Если не прищуриваться, можно рассмотреть зимнее солнце. Или хотя бы его разбрызганное отражение в осколках стекла.
Беру за острые края и осторожно прокручиваю между пальцами. "Сходи за стекляшками, дощечки надо поскоблить. У школ посмотри, там их всегда достаточно. И выбери поровнее, чтобы держать удобнее" напутствовала меня мать.
Полиэтиленовый пакет наполнялся стекляхами. Вот эта, с проволокой внутри, толстенькая - от двери на лестничной площадке. Изогнутые зеленые и темно рыжие от пивных бутылок. Сложный осколок от граненого стакана, с донышком. Красивый, влажно фиолетовый, был частью фигурной вазы. Рифленое стекло из автомобильной фары. Такие острые, ломаные, привлекательные: и блестящие, и прозрачные, и отражающие. Исправно преломляющие окружающее, с волнистыми узорами на сколах и гранях. А вокруг - блики и радужные раскадровки лучей. У них все наружу, все пропускают через себя.
Руки, перебирая дзвенькающие кусочки стекла, вспоминали. Разрываешь аккуратно приметное местечко, а там, как за витриной или в музее - секретка. Одуванчики, кусочек фольги, медный пятачок и цветной пластмассовый гвоздик-шестигранник из мозаики - клад. А еще раньше чебурашыч бывал на море. И он целыми днями топтался по песчаному пляжу, там, где набегающие волны лениво, но очень старательно слизывают отпечатки твоих ног. Он отыскивал особые камушки. Золотистые и изумрудные кругляши, мягко светящиеся под матовой, отшлифованной поверхностью. Когда-то они тоже были кусочками стекла. Горсть драгоценностей относилась любимой маме и - снова за улов. Они тоже дзвенькали, но иначе, звонче и продолжительнее.
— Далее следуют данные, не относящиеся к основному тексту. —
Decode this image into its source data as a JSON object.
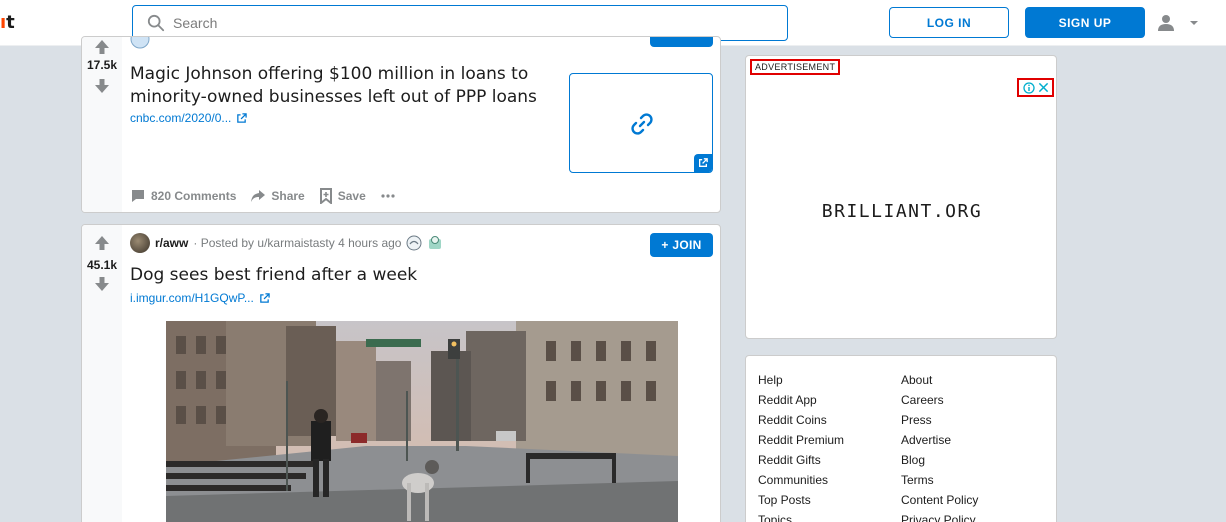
{
  "header": {
    "logo_fragment": "it",
    "search_placeholder": "Search",
    "login_label": "LOG IN",
    "signup_label": "SIGN UP"
  },
  "posts": [
    {
      "score": "17.5k",
      "title": "Magic Johnson offering $100 million in loans to minority-owned businesses left out of PPP loans",
      "link_text": "cnbc.com/2020/0...",
      "comments_label": "820 Comments",
      "share_label": "Share",
      "save_label": "Save"
    },
    {
      "score": "45.1k",
      "subreddit": "r/aww",
      "posted_by": "· Posted by u/karmaistasty 4 hours ago",
      "join_label": "+ JOIN",
      "title": "Dog sees best friend after a week",
      "link_text": "i.imgur.com/H1GQwP..."
    }
  ],
  "ad": {
    "label": "ADVERTISEMENT",
    "brand": "BRILLIANT.ORG"
  },
  "footer_links": {
    "col1": [
      "Help",
      "Reddit App",
      "Reddit Coins",
      "Reddit Premium",
      "Reddit Gifts",
      "Communities",
      "Top Posts",
      "Topics"
    ],
    "col2": [
      "About",
      "Careers",
      "Press",
      "Advertise",
      "Blog",
      "Terms",
      "Content Policy",
      "Privacy Policy"
    ]
  },
  "colors": {
    "accent": "#0079d3",
    "background": "#dae0e6",
    "ad_highlight": "#e00000"
  }
}
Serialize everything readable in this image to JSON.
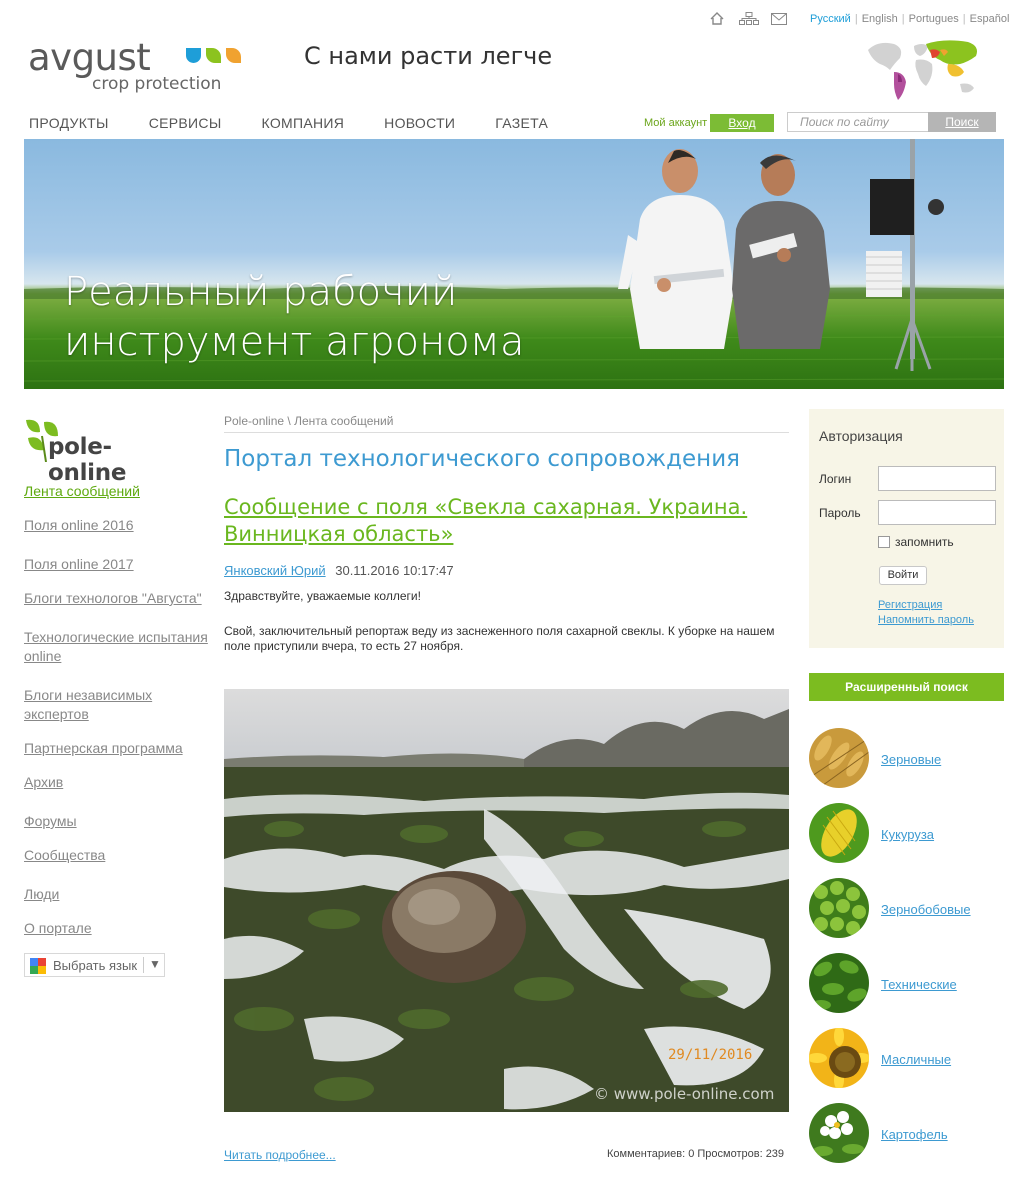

Руки замерзли, и я дышу на них. Переливающиеся воспоминания затуманиваются, запотевают, становятся неяркими.
Мама, в каникулы мы едем на джамейку - работать над курением травы. я не курю. только когда напьюсь, но я не пью. совсем не напиваюсь в голове, и только свистит проносящийся мимо ветер и падает за шиворот снег. я скриплю башмаками на высокой подошве, моя кожа вторит, скрипя на морозе. это внешнее, это наносное. все погодное, сезонное. глядя в сторону моря.
Треугольные пластинки стекла сложены стопкой. Мысленно разбиваю верхнюю, но башня из стекла ровно светит всем своим срезом цвета морской волны.
Мороз вытравил из неровности окна след бахромой льдинок. Вода меня не обманет, ей никогда не стать стеклом. Притворившись, что мне интересно, и я слежу за ее проделками, подмечаю косяки и неточности в рисунке. Мне кажется, что у единорога слишком длинный этот самый его рог. Впрочем, это его собственное дело. Картинка расплывается, рама плавится, оставляя меня наедине с девственницей, укрощающей парнокопытное. Они так заняты ритуалом, что не слышат мой почерневший крик, мое недоумение проклятой жарой, раскаленными сумерками в стране воздушного пузырька, затесавшегося в узор зимней причуды. Истошно рвется край мира. В бреду мне заботливо поправляют взметанное одеяло, заворачивая белым листом варианты больного бытия. Хочу ебинорогствовать. меня сливают с сильным сказочным скакуном и он в ярости и непонимании скидывает меня на пол, топчет удушающей подушкой и разбивает мне глаза. в них он счастлив найти керамическую деву, что успокоит и усыпит гордое животное. обняв доверчивую шею, она обязательно отведет его к охотникам или в мясницкую.
удачи тебе, сказочная скотина. я проснусь и перестану быть стеклодувом.